[This post results from a query to one of my posts on LinkedIn Network (link), I think visitors of my website would also find it a useful read]
I believe your view/confusion is valid and understandable considering the current state of drug product evaluation practices. Note that this confusion occurs from considering or mixing drugs and drug products as the same. You are not alone with this confusion; even the regulatory authorities are confused with it, in fact indirectly extending it. For example, for generic product evaluations US FDA requires ANDA (abbreviated new DRUG application, in Canada ANDS), which is an incorrect terminology and in reality these are new PRODUCT applications (link). Your confusion also appears to be arising from the same mix-up i.e., not differentiating the drugs from drug products.
My post is regarding PRODUCTs, where one hardly ever conducts clinical tests/studies especially at the commercial production stage. Safety and efficacy studies/evaluations of DRUGS are done in the beginning, sometimes decades ago (e.g., consider the examples of aspirin, acetaminophen, ibuprofen, and others perhaps most drugs). From these clinical studies dose levels are set based on their safety and efficacy profiles.
At the production stage these drugs as PRODUCTS are manufactured worldwide without any further clinical evaluation. At the production/manufacturing stage objective is to produce PRODUCTs of the drugs which must contain the required dose and they must also be capable of providing (often described with terminologies of releasing/delivering/bioavailability) expected amount of the drug in the human body whichever route of drug administration is suggested (often time it is oral, but could be others IV, dermal, sublingual etc.). There would not be any concern or focus here for the safety and efficacy of the drug, along with other non-actives or excipients, which have been already established. In the generics cases, these are assessed often by bioavailability or bioequivalence assessments which is also usually one time shot and often at the pre-production stage. The point being that at the production stage there is hardly any (clinical) safety and efficacy assessment.

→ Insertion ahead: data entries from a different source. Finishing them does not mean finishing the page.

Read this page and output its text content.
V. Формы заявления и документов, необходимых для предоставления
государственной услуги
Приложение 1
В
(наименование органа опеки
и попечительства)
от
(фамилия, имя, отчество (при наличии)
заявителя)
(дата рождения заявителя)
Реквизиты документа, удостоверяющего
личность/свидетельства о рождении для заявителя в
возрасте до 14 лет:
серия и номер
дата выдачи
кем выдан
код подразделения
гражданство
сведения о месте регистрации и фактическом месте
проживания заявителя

On the other hand, at the production stage safety and efficacy refer only to the ability of the product to release drug/dose as expected and this becomes quality metric for the product. If a product does not deliver/release the drug/dose as expected it would not be of quality which mean (equal to) it would not be efficacious and/or safe. This is where equality comes from (you may consider it as mathematical relationship if you like which may not be incorrect either), however, we are dealing with yes/no, pass/fail, or equal/not-equal situation.
So, in short, at the production stage of the PRODUCTs, quality is equal to safety and efficacy.